Rfam makes use of a large amount of available data, especially published multiple sequence alignments, and repackages these data in a single searchable and sustainable resource. Rfam makes every effort to credit individual sources on family pages, which are also listed here.

Typical Rfam accessions: refer to section Rfam IDs.
siDESIGN
(Dharmacon, Inc., Chicago)
siDESIGN is an advanced, user-friendly siRNA design tool, provided for free from Dharmacon, a company based on commercializing siRNA technology. siDESIGN is described to significantly improve the likelihood of identifying functional siRNA when compared to other publicly available design tools. The siDESIGN Center builds on early guidelines and adds eight additional criteria developed by Dharmacon scientists.

The siDESIGN Center offers the flexibility of defining specific target regions, adjusting certain design criteria, and selecting BLAST. Ranked lists of candidate siRNA sequences are provided along with siRNA sequences for all designs.
siRNA selector
(Wistar Inst., Philadelphia)
siRNA selector scans a target gene for candidate siRNA sequences that satisfy user-adjustable rules.

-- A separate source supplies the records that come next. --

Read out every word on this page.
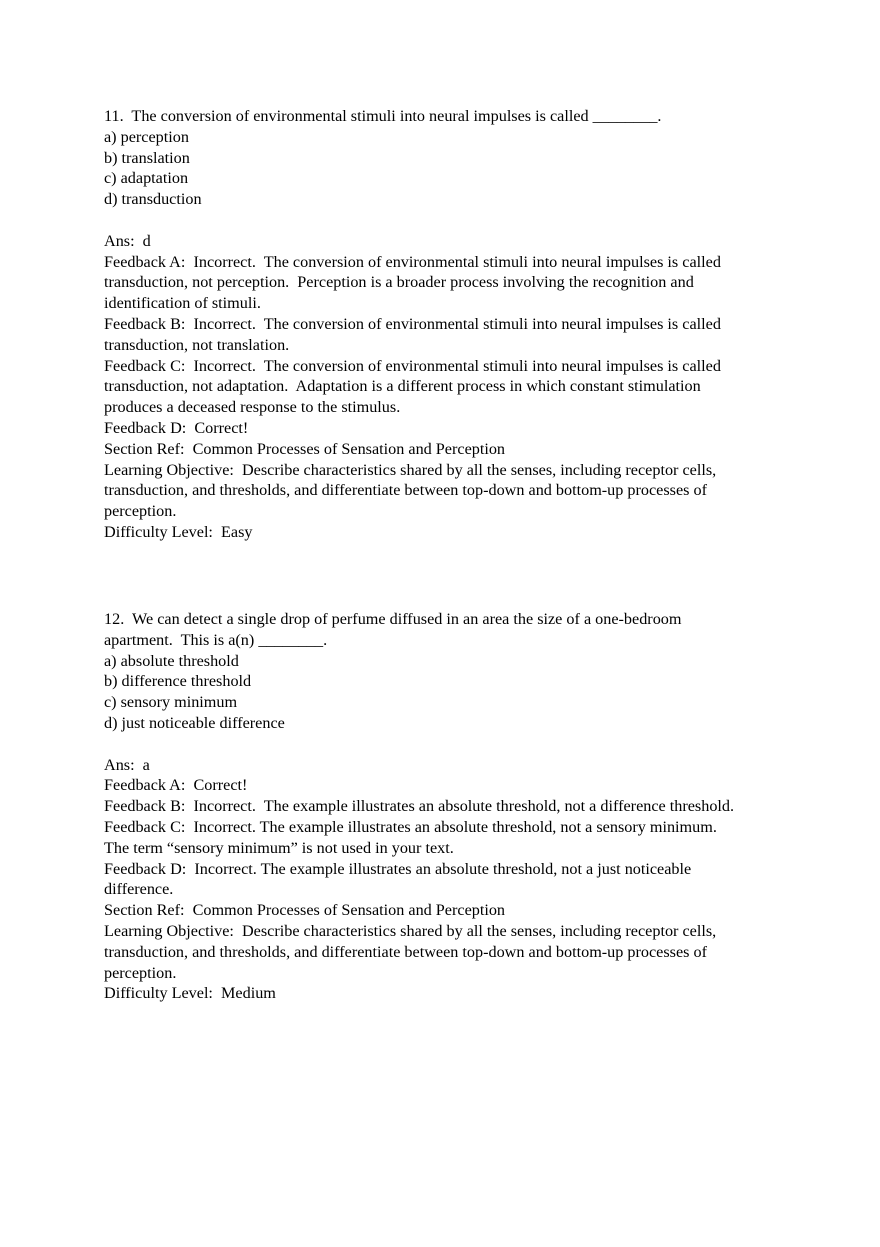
11.  The conversion of environmental stimuli into neural impulses is called ________.
a) perception
b) translation
c) adaptation
d) transduction
Ans:  d
Feedback A:  Incorrect.  The conversion of environmental stimuli into neural impulses is called
transduction, not perception.  Perception is a broader process involving the recognition and
identification of stimuli.
Feedback B:  Incorrect.  The conversion of environmental stimuli into neural impulses is called
transduction, not translation.
Feedback C:  Incorrect.  The conversion of environmental stimuli into neural impulses is called
transduction, not adaptation.  Adaptation is a different process in which constant stimulation
produces a deceased response to the stimulus.
Feedback D:  Correct!
Section Ref:  Common Processes of Sensation and Perception
Learning Objective:  Describe characteristics shared by all the senses, including receptor cells,
transduction, and thresholds, and differentiate between top-down and bottom-up processes of
perception.
Difficulty Level:  Easy
12.  We can detect a single drop of perfume diffused in an area the size of a one-bedroom
apartment.  This is a(n) ________.
a) absolute threshold
b) difference threshold
c) sensory minimum
d) just noticeable difference
Ans:  a
Feedback A:  Correct!
Feedback B:  Incorrect.  The example illustrates an absolute threshold, not a difference threshold.
Feedback C:  Incorrect. The example illustrates an absolute threshold, not a sensory minimum.
The term “sensory minimum” is not used in your text.
Feedback D:  Incorrect. The example illustrates an absolute threshold, not a just noticeable
difference.
Section Ref:  Common Processes of Sensation and Perception
Learning Objective:  Describe characteristics shared by all the senses, including receptor cells,
transduction, and thresholds, and differentiate between top-down and bottom-up processes of
perception.
Difficulty Level:  Medium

Small interfering RNA (siRNA) guides sequence-specific degradation of the homologous mRNA, thus producing "knock-down" cells.
The program evaluates:
1. siRNA functionality by using empirical rules developed by Dharmacon, Amgen and University of Massachusetts.
2. siRNA specificity by blasting each sequence against UniGene.
In addition, non-specific scrambled controls can be designed using "scrambled" option.
TargetScan
(MIT)

TargetScan is a portal at MIT storing several datasets of predictions of microRNA targets, either targeting only the 3'-UTRs or also targeting the ORF regions. TargetScan can be used BOTH for predicting the targets of a certain microRNA OR for predicting the microRNAs which may target a specific mRNA of interest.

Query:
The user may choose:
1. a microRNA family (like "miR-15/16/195") in order to predict the targets of this family
2. OR enter a certain human EntrezGene ID (like 5743 for human PTGS2) for which the potential matching microRNAs shall be predicted. NOTE: In fact, a search for the gene name (PTGS2) was successful here but NOT using "5743"!

Output:
1. A list of potential target genes ranked by an EFDR (estimated false discovery rate) score, with links to NCBI sequence database and to UCSC Genome Browser. Note that this list contains quite detailed summaries of the individual genes functions.
2. A tabular list of matching microRNA families to the mRNA of interest, with links to Rfam and to UCSC Genome Browser.